If you want to build careers in spoken word, growing spoken word in education is vital. Workshops in schools tend to pay well, and in North America (and just beginning in England) youth slam is a really big deal and is central to the health of the scene. It’s an artform that works really well in a school setting, with its focus on speaking up and speaking out. It’s exciting, and powerful, and political, and it keeps the form contemporary and rich in new ideas. Goldsmiths is now running an MA in Spoken Word Education, but as far I know no Scottish artists have gone after it, and there’s no equivalent in our universities. Spoken word artists tend not to be on the Live Literature Database, even just as a start, even though they’ve now broadened their criteria for us. It’s going to take some time to grow interest and skills in Scotland to do spoken word in education, but I’d love to talk about how we can make a start.

5. Make Slam Work Harder

Our slam scene is pretty eccentric. Most of our slams are special one-off events, rather than a regular slam series, which is the norm everywhere else I’ve been, and which helps to build a real community around slam.
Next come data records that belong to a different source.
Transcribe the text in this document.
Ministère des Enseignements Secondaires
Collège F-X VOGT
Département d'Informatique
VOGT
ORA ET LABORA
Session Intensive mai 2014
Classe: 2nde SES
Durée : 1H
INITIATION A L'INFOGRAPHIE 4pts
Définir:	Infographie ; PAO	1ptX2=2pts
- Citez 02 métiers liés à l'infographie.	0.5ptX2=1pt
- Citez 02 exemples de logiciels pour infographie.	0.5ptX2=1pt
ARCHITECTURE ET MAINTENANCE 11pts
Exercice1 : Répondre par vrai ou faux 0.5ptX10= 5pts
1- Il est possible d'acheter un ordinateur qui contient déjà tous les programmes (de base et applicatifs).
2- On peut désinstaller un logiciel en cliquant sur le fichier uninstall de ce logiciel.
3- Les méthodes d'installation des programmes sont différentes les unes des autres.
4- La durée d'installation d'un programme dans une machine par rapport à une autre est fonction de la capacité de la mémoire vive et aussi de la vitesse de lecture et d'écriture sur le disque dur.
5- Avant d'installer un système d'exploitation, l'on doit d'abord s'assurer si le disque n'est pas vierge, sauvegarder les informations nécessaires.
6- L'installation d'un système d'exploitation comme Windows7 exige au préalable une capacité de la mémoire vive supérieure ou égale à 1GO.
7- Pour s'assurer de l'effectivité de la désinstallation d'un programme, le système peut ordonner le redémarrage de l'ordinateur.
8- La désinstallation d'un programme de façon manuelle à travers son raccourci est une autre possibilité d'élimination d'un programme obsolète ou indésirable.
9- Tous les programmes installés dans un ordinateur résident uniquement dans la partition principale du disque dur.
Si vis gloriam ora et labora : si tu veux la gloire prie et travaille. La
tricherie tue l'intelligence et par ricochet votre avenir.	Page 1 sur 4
We have a dominant judging and scoring system (pre-picked judges, scores out of 10 in three criteria) that I’ve never seen anywhere else, which runs against the audience-focussed purpose of slam at its founding, and which leaves our slam winners unprepared for the more usual scoring systems in slams everywhere else, including in the international competitions. Bar a couple of acts, we like England have almost no tradition of team performance, which is a major form elsewhere (although this year’s English nationals had a team slam element). All of this keeps our slam scene pretty separate from the rest of the world, even as we’ve finally in the last couple of years begun sending our winners to international championships. We’re not getting youth audiences involved in slam, which risks an aging population of performers; we’re not building a sense of real community and camaraderie around regular events, which makes slam often work against us rather than with us; and we’re not handing slam over to the audience (so how will they ever learn to judge us?) We can make slam work harder for the scene, and we can enjoy it more. I wrote this about how it happens in Ontario, but there are many more people we can learn from too.

6. Keep It Messy

But let’s not let our scene become dependent on slam, or ever homogenous in style. We need a scene that’s diverse in styles as well as performers. This, I think, is one of the things we do best right now. Every spoken word night I go to in Scotland, there’s a real range of different styles on stage, from declamatory slam to comic verse to sonnets to experimentation. We’re also exceptionally good (even if sometimes it doesn’t look like it) at blurring the boundary between page and stage: our poets tend to move more between the two, and tend to share events and books more often. Let’s hold on to all of that. It’s very special.

7. Get More Organised

Back in early summer, I met with Jenny Niven, the new Literature Officer at Creative Scotland, to chat about spoken word in Scotland. She was interested in and encouraging about our scene, and keen to hear from us about ways development could be supported. One thing she encouraged us to think about was ways of getting organisers together, organising together. How can we work together to share touring acts and make them more affordable? Could we put in joint funding bids to support the development of the scene? Could we set up a development body like an Apples & Snakes for Scotland? Could we have a Scottish Festival of Spoken Word? And can we please have a listings site that is clear, easy to use, includes everybody, and brings us new audiences? In 2013 I helped organise an informal Big Blether that brought a lot of organisers together but led to no clear conclusions; maybe it’s time for another, but with clearer actions. But, of course, we’re all tired, and we’re all overstretched, and that makes it hard to get things off the ground. I’d like to join in, but I’m reluctant to pour my energy into getting it started. Where can we begin? Let’s begin.